Au moment où nous allions nous diriger vers la ligne d’arbres qui marquait les limites du pré, une voiture entra dans la cour et s’arrêta à côté de la nôtre. Deux reporters en sortirent et Monsieur Noë, imperturbable, dut recommencer son récit, assailli d’une multitude de questions. On le fit même remonter jusqu’à la fenêtre de sa chambre d’où il avait été témoin de l’étrange atterrissage afin de prendre une photo.
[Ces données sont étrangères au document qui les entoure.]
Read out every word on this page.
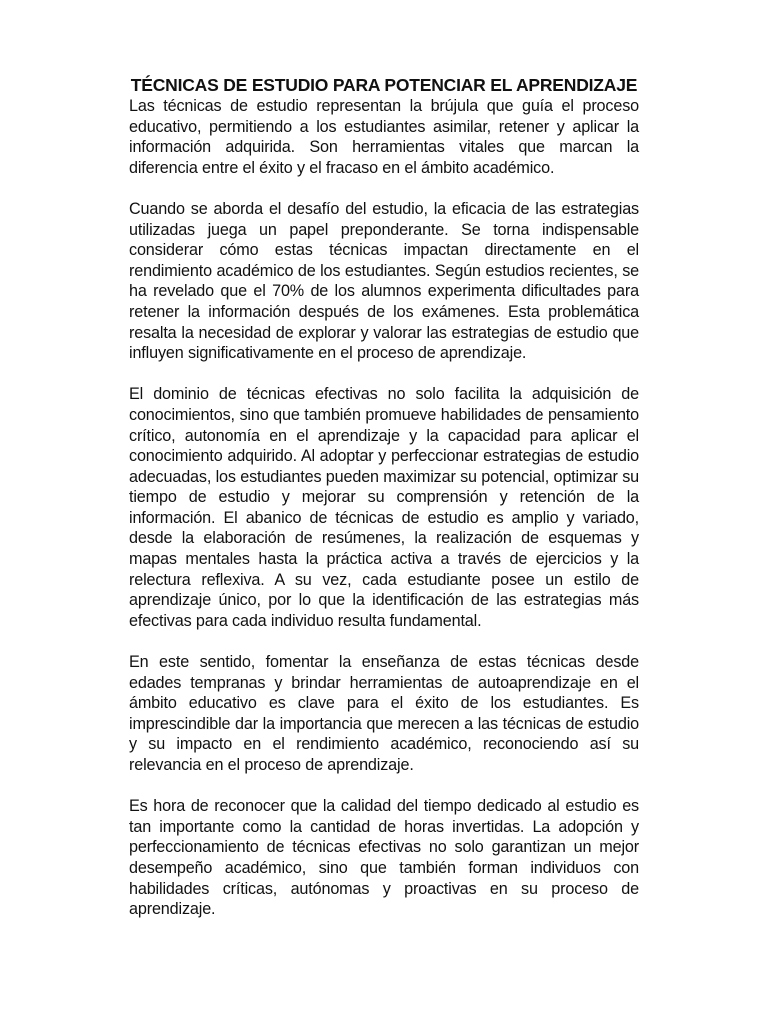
TÉCNICAS DE ESTUDIO PARA POTENCIAR EL APRENDIZAJE

Las técnicas de estudio representan la brújula que guía el proceso educativo, permitiendo a los estudiantes asimilar, retener y aplicar la información adquirida. Son herramientas vitales que marcan la diferencia entre el éxito y el fracaso en el ámbito académico.

Cuando se aborda el desafío del estudio, la eficacia de las estrategias utilizadas juega un papel preponderante. Se torna indispensable considerar cómo estas técnicas impactan directamente en el rendimiento académico de los estudiantes. Según estudios recientes, se ha revelado que el 70% de los alumnos experimenta dificultades para retener la información después de los exámenes. Esta problemática resalta la necesidad de explorar y valorar las estrategias de estudio que influyen significativamente en el proceso de aprendizaje.

El dominio de técnicas efectivas no solo facilita la adquisición de conocimientos, sino que también promueve habilidades de pensamiento crítico, autonomía en el aprendizaje y la capacidad para aplicar el conocimiento adquirido. Al adoptar y perfeccionar estrategias de estudio adecuadas, los estudiantes pueden maximizar su potencial, optimizar su tiempo de estudio y mejorar su comprensión y retención de la información. El abanico de técnicas de estudio es amplio y variado, desde la elaboración de resúmenes, la realización de esquemas y mapas mentales hasta la práctica activa a través de ejercicios y la relectura reflexiva. A su vez, cada estudiante posee un estilo de aprendizaje único, por lo que la identificación de las estrategias más efectivas para cada individuo resulta fundamental.

En este sentido, fomentar la enseñanza de estas técnicas desde edades tempranas y brindar herramientas de autoaprendizaje en el ámbito educativo es clave para el éxito de los estudiantes. Es imprescindible dar la importancia que merecen a las técnicas de estudio y su impacto en el rendimiento académico, reconociendo así su relevancia en el proceso de aprendizaje.

Es hora de reconocer que la calidad del tiempo dedicado al estudio es tan importante como la cantidad de horas invertidas. La adopción y perfeccionamiento de técnicas efectivas no solo garantizan un mejor desempeño académico, sino que también forman individuos con habilidades críticas, autónomas y proactivas en su proceso de aprendizaje.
Il se plia de bonne grâce aux caprices des journalistes: c’était la rançon de la gloire naissante providentiellement tombée du ciel! Après quelques menus détails biographiques qui l’excluaient définitivement du cercle omniprésent des fabulateurs en tous genres, Monsieur Noë nous conduisit au fond du champ. L’herbe rasée était toute givrée; il gelait encore. Le rayon du soleil blanc, impuissant et figé, comme pétrifié par le froid glacial des espaces sidéraux, ne communiquait plus à la terre qu’un frisson vague, monde plutonien où ne parvient plus la caresse qui fait naître le blé. Monsieur Noë nous désigna d’un air ironique un petit carré d’herbe blanche, semblable en tout point à celle que nous venions de fouler pour traverser le champ:

– «Voilà, c’est ici ! Vous voyez, rien, aucune trace, de quoi rendre Saint Thomas plus dubitatif encore et même pas de quoi fonder un pèlerinage!».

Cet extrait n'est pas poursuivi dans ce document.